Valores de multas por fake news abastecerão orçamento da educação

Proposta apresentada pelo senador Wellington Fagundes prevê que valores sejam aplicados preferencialmente em alfabetização e educação digitais

Foto: Agência Senado

Uma emenda apresentada pelo senador Wellington Fagundes (PL-MT), líder do Bloco Parlamentar Vanguarda, ao projeto de lei aprovado pelo Senado que cria a Lei Brasileira de Liberdade, Responsabilidade e Transparência na Internet (PL 2630/20), reforçará o orçamento da educação. Se aprovada pela Câmara dos Deputados, todos os valores de multas recolhidas em casos de comprovadas falsas informações deverão ser recolhidas ao Fundo de Manutenção e Desenvolvimento da Educação Básica e de Valorização dos Profissionais da Educação – Fundeb.

“Entendemos que destinar os recursos de multas para projetos de alfabetização e educação digital é fundamental para gerarmos um uso saudável das redes” – ressaltou o senador Ângelo Coronel (PSD-BA), relator do projeto. O PL busca disciplinar normas para as redes sociais e serviços de mensagem como WhatsApp e Telegram. A intenção é evitar notícias falsas que possam causar danos individuais ou coletivos e à democracia.

Fagundes fez questão de ressaltar que o projeto aprovado, mesmo depois de virar lei, “poderá e deverá receber aperfeiçoamentos que melhor o adaptem ao ambiente dinâmico da internet e da permanente evolução da tecnologia”. Ele ressalta que o texto está de acordo com o que prevê o Marco Civil da Internet (lei 12.965/14) e não fere a liberdade de expressão em nenhum dos artigos que foram aprovados. Além disso, a matéria se baseou em propostas extraídas de debates com órgãos e instituições ligados à democracia nas redes.

“Ao contrário do que vem sendo propagado por setores específicos, em especial de caráter partidário e, muitas vezes, sob uso de robôs automatizados, o projeto está longe de representar censura”, tranquilizou Wellington.

Entre as principais mudanças previstas estão regras para coibir contas falsas e robôs, facilitar o rastreamento do envio de mensagens em massa e garantir a exclusão imediata de conteúdos racistas ou que ameacem crianças e adolescentes, por exemplo. O projeto protege conteúdos satíricos e humorísticos em essência, e cria a possibilidade de contra-argumentação por parte do usuário que se sentir lesado, além de regras específicas para as contas institucionais de autoridades, como o presidente da República, prevendo também punições para as plataformas que descumprirem as novas normas na ordem de 10% sobre o valor do faturamento no Brasil.

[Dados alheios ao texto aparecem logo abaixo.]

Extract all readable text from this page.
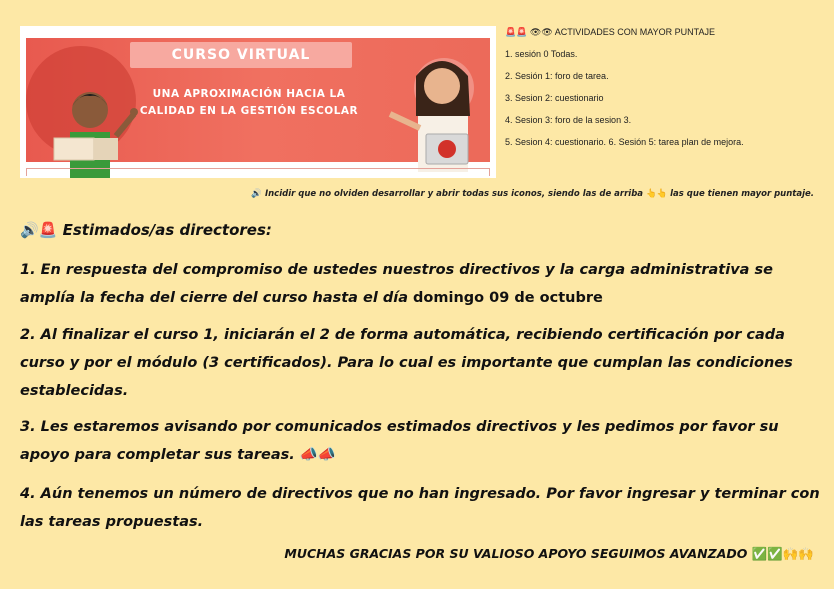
CURSO VIRTUAL
UNA APROXIMACIÓN HACIA LA
CALIDAD EN LA GESTIÓN ESCOLAR
🚨🚨 👁👁 ACTIVIDADES CON MAYOR PUNTAJE
1. sesión 0 Todas.
2. Sesión 1: foro de tarea.
3. Sesion 2: cuestionario
4. Sesion 3: foro de la sesion 3.
5. Sesion 4: cuestionario. 6. Sesión 5: tarea plan de mejora.
🔊 Incidir que no olviden desarrollar y abrir todas sus iconos, siendo las de arriba 👆👆 las que tienen mayor puntaje.
🔊🚨 Estimados/as directores:
1. En respuesta del compromiso de ustedes nuestros directivos y la carga administrativa se amplía la fecha del cierre del curso hasta el día domingo 09 de octubre
2. Al finalizar el curso 1, iniciarán el 2 de forma automática, recibiendo certificación por cada curso y por el módulo (3 certificados). Para lo cual es importante que cumplan las condiciones establecidas.
3. Les estaremos avisando por comunicados estimados directivos y les pedimos por favor su apoyo para completar sus tareas. 📣📣
4. Aún tenemos un número de directivos que no han ingresado. Por favor ingresar y terminar con las tareas propuestas.
MUCHAS GRACIAS POR SU VALIOSO APOYO SEGUIMOS AVANZADO ✅✅🙌🙌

“Democracia é o regime da verdade, da transparência, da sinceridade, do jogo limpo e aberto, da responsabilidade. Ela convive muito mal — ou é simplesmente incapaz de conviver — com a mentira, com as meias-verdades, menos ainda com a censura” – disse. “A desinformação é inimiga da liberdade”, completou o senador.

Para ele, o atual momento em que o Brasil atravessa, “a verdade no espaço público reveste-se de um valor inestimável para todos: governantes e governados” e que o projeto aprovado “defende esse valor precioso da civilização democrática, orientando-se pelos princípios da liberdade de expressão, do respeito ao usuário, da proteção ao consumidor e da transparência nas regras de veiculação de anúncios em redes sociais e aplicativos de mensagens”.